„Eine lebendige Bibliothek soll sie sein. Eine, die wächst und die drängenden und vielgestaltigen Themen ins Bild setzt, die im Projekt Weltethos und in der Tradition von Hans Küng weiter beforscht und besprochen werden.“ Dies betonte Dr. Bernd Villhauer, bei seiner Eröffnungsrede der von ihm inhaltlich mitgestalteten Bibliothek. Als Raum zum Mit- und Weiterdenken, zum Finden von Schätzen, die man vielleicht nicht gesucht, aber doch gebraucht hat.
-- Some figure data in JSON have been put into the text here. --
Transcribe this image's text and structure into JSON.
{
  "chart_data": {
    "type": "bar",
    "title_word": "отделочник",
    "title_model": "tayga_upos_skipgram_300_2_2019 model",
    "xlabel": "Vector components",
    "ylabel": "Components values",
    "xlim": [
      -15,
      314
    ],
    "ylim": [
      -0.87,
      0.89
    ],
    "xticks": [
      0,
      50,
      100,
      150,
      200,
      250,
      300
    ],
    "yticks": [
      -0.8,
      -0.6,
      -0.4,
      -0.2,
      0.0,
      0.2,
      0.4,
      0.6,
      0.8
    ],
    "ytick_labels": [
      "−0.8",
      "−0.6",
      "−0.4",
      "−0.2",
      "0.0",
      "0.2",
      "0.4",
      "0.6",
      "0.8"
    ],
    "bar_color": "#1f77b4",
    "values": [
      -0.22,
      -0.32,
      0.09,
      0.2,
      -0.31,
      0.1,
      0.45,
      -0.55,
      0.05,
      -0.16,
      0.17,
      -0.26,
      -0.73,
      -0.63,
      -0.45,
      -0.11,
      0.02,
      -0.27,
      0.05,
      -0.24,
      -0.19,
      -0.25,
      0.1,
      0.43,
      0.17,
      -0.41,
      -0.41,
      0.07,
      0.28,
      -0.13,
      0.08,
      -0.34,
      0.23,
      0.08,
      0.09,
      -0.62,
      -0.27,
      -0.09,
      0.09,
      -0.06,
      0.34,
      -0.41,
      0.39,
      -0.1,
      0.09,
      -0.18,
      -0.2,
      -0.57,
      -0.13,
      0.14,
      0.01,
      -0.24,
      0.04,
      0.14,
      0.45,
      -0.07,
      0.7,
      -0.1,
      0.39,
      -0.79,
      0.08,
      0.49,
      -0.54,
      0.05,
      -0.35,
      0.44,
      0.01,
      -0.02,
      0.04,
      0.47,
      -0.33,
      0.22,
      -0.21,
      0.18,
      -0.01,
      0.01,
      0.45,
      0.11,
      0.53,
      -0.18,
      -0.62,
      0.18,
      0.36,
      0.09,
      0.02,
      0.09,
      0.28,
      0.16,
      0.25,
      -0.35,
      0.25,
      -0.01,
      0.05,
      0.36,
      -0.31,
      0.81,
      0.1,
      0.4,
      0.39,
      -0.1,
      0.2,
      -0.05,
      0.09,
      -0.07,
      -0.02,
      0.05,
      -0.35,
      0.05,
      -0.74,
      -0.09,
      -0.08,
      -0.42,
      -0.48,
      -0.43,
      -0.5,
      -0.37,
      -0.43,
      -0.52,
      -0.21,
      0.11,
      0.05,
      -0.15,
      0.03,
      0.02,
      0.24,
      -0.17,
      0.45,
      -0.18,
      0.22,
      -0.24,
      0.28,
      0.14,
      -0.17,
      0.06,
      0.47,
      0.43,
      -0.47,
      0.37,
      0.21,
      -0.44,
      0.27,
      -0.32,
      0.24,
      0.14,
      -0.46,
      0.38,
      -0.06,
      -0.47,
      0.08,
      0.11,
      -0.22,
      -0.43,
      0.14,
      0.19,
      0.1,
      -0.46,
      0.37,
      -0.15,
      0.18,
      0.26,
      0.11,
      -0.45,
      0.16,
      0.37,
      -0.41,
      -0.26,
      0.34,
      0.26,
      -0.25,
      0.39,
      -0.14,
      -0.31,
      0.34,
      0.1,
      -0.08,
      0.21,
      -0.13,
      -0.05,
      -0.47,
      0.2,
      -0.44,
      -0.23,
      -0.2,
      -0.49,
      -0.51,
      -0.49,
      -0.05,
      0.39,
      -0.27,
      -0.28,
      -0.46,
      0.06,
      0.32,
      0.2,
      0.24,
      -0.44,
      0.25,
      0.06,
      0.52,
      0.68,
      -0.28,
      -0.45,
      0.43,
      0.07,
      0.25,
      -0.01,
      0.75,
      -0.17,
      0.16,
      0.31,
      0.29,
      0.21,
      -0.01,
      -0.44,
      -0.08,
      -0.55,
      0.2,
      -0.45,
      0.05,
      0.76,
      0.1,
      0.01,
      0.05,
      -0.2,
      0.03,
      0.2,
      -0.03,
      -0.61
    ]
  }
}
Ein Raum, der weitere Denkräume öffnet, so der bibliophile Senior Advisor Finance.
Darüber hinaus ist die Hans Küng Bibliothek für Wirtschaft und Ethik auch Trägerin und Repräsentantin der DNA des Instituts – in der Verbindung von Wirtschaft, Ethik und gesellschaftlicher Verantwortung. „Das Projekt Weltethos von Hans Küng war immer auch ein wirtschaftsethisches Projekt“, so Institutsdirektor Nils Goldschmidt. „Küng verstand die Soziale Marktwirtschaft nicht nur als Wirtschaftsordnung, sondern als Friedensformel moderner Gesellschaften. An diese Tradition knüpfen wir mit der Hans Küng Bibliothek für Wirtschaft und Ethik an. Damit schaffen wir einen besonderen Ort, um sich vertieft mit den Grundlagen einer am Menschen orientierten Ökonomie auseinanderzusetzen. Zugleich verstehen wir sie als Einladung an Wissenschaftlerinnen und Wissenschaftler aus dem In- und Ausland, sich mit der Frage zu beschäftigen, was es heute heißt, ‚anständig zu wirtschaften‘ – in globaler Verantwortung“, so der Ökonom und Theologe weiter.
Die Bibliothek würdigt einerseits das geistige Erbe von Hans Küng, dessen Weltethos-Projekt die Grundlage der Arbeit am Weltethos-Institut bildet. Küngs zentrale Publikationen zum Weltethos in der Wirtschaft hervorheben, der weithin auschließlich als Theologe und Kirchenkritiker bekannt ist. Gleichzeitig wird in der Hans Küng Bibliothek auch der Stifter Karl Schlecht gewürdigt – großzügiger Förderer und Impulsgeber für die Ausrichtung des Instituts auf Fragen anständigen Wirtschaftens. Die Bibliothek für Wirtschaftsethik ist damit nicht nur ein Ort der Erinnerung, sondern auch eine Werkstatt für Zukunftsfragen, so Geschäftsführer Christopher Gohl in seiner Eröffnungsansprache. Als solche ist sie offen für alle, die sich mit den Grundlagen verantwortlicher Wirtschaft und gelingenden Zusammenlebens auseinandersetzen und die eigene Zukunft zum Besseren gestalten wollen. Ein Ort für Orientierung, Ermutigung und bessere Praxis. Ganz im Sinne derer, die das Weltethos-Institut vor 15 Jahren ermöglicht haben und in Würdigung derer, die sich durch Förderung, Trägerschaft und Publikationen ins Projekt Weltethos eingeschrieben haben.
Und so war es schön, dass einige davon auch bei der internen Eröffnung live dabei sein konnten: So zum Beispiel Dr. Stephan Schlensog, der ehemalige Generalsekretär der Stiftung Weltethos, der nicht nur langjähriger Mitarbeiter und Freund Hans Küng, sondern auch der erste Geschäftsführer des Weltethos-Instituts war. Aber Professor Bernd Engler, der als ehemaliger Rektor der Universität an der Eröffnung des Weltethos-Instituts ebenso wie die Karl Schlecht Stiftung – vertreten durch Geschäftsführer und Vorstand Dr. Philipp Bocks – maßgeblich mitgewirkt hat. Unter den Gästen war auch der ehemalige Institutsdirektor Prof. Dr. Dr. Ulrich Hemel und Lena Zoller, die Geschäftsführerin wie auch Kolleginnen und Kollegen der Stiftung Weltethos. Aber auch langjährige Wegbegleiter*innen sowie Mitarbeitende des Instituts würdigten den schönen Anlass.